With last week’s most significant actions coming as proposed rules, there were only relatively modest shifts in the Biden to-date final rule totals. Costs and paperwork increased by $35 million and 348,000 hours, respectively. The administrative burdens from the Biden Administration’s latest immigration rule provided most of those increases. The Obama Administration saw remarkably similar increases during the middle of May 2011 with $49 million in new costs and 360,000 additional hours of paperwork. The Trump Administration, however, saw the most notable shift with a $1.6 billion decrease in costs, driven primarily by a deregulatory action concerning offshore oil and gas rigs.
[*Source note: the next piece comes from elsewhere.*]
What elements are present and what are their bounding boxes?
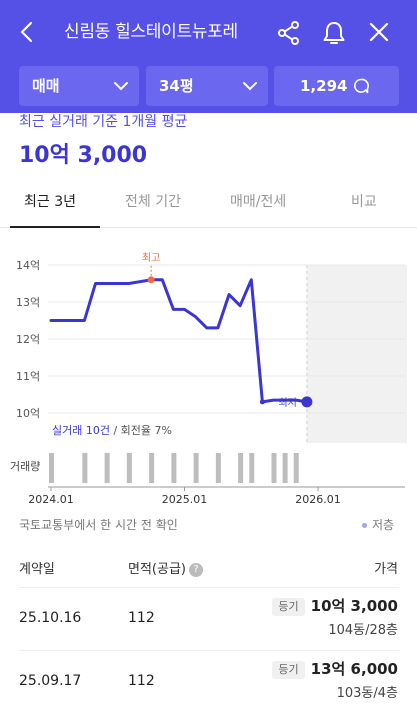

THIS WEEK’S REGULATORY PICTURE

This week, another federal agency moves to keep flexibilities it developed during the height of the COVID-19 pandemic.
Source: Photo by Malte Helmhold on Unsplash

For the second week in a row, a federal agency is looking to extend policies temporarily established during the COVID-19 pandemic that make it easier for people to communicate about important personal business matters. The prior week had to do with how patients and medical providers communicated remotely about certain prescriptions. This week’s example deals with the opportunity for individuals to more easily participate remotely in the adjudication of claims for disability insurance with the Social Security Administration (SSA).

As SSA notes: “In March 2020, we closed our offices to walk-in traffic, suspended in-person and VTC appearances, and began offering claimants an option to appear at hearings by telephone in response to the Coronavirus Disease 2019 (COVID–19) national public health emergency.” In light of the pandemic situation, the agency “allowed claimants to appear using: (1) private electronic devices (rather than our equipment or agency-approved equipment); and (2) third-party software designated by us, rather than the proprietary software approved for use on our equipment or agency-approved equipment.” The proposed rule seeks to extend this more expansive policy going forward.

The rule represents a shift from previous policy (which, until this rulemaking becomes final, is technically still on the books) that required individuals to participate “by video using our equipment or equipment that we [SSA] approve,” as opposed to the individuals’ own personal devices. As one can imagine, traveling to a location to utilize SSA-approved equipment is, for most, probably no more convenient than simply conducting the proceeding in-person at an SSA office. The agency conducted “65,000 hearings by online video and 900,000 hearings by telephone” through the end of 2022, and to likely the surprise of no one: “Since August 2021, the overall satisfaction score has been 4.2 [out of 5] or higher, and 83 percent or more of respondents in each month since then have reported an overall satisfaction rate of a 4 or 5.” SSA also expects this flexibility to enhance the agency’s casework flow since it will allow agents to schedule and conduct hearings in a more efficient manner.

Interested parties have until July 18, 2023, to submit comment.

TOTAL BURDENS

Since January 1, the federal government has published $347.7 billion in total net costs (with $45.5 billion in new costs from finalized rules) and 52.8 million hours of net annual paperwork burden increases (with 3.6 million hours in increases from final rules).